-We think average earning assets will continue to shrink as the company reduces its Holdings portfolio and its loan book shrinks. A higher net interest margin should help net interest income rise in 2010, but a flattening yield curve and lower loan balances will likely reduce net interest income in 2011.We expect an improvement in trading and principal investment revenues will more than compensate for lower card and banking fee income due to new regulations, helping revenues climb about 15% in 2010 before declining in 2011.
-We think a moderation in credit losses will allow C to reduce loan loss provisions significantly in 2010, although chargeoffs will likely remain elevated. Expense discipline should allow for significant pretax margin expansion during the year, and operating costs should settle at near 50% of revenues in 2011.
- Acknowledging limited earnings visibility and regulatory uncertainties, we think the company can achieve EPS of $0.46 in 2010 and $0.47 in 2011.

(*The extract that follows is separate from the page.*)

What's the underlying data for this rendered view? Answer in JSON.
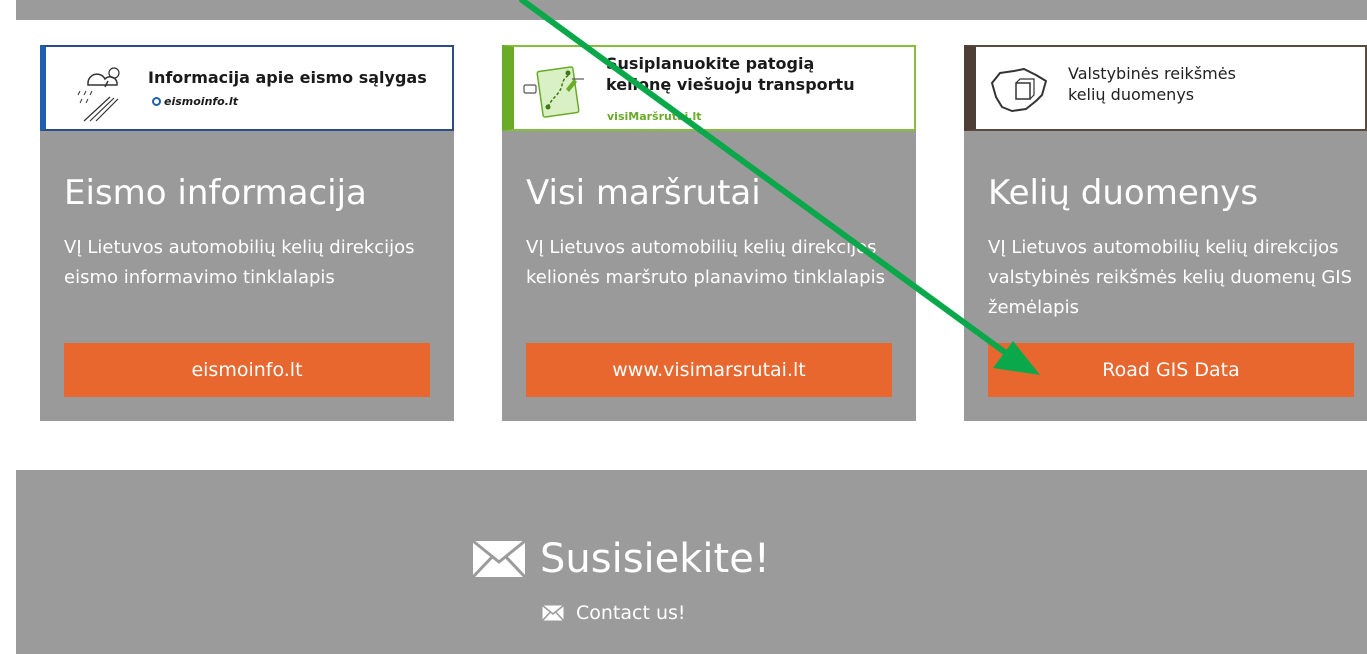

-C has restructured its business into Citicorp and Citi Holdings, with Citi Holdings carrying mostly non-core and distressed assets. The plan is ultimately to unwind Citi Holdings, which should lead to a more stable revenue stream. Tangible capital levels now seem adequate to us, but credit losses on loans held will likely remain elevated throughout 2010, in our view. The success of C's loan modifications will likely determine whether chargeoffs escalate from current levels.We think that dilution and asset shrinkage will prevent C from regaining the earnings power it once had. Still, with the shares trading at a discount-to-peers valuation, we see rising long-term value in the franchise.
- Risks to our recommendation and target price include a worse-than-expected downturn in global economic conditions, greaterthan- expected credit losses, and an inability to execute C's business plan.
- Our 12-month target price of $5.50 is equal to roughly 1.0X projected book value, below C's historical average and peers, reflecting market uncertainties.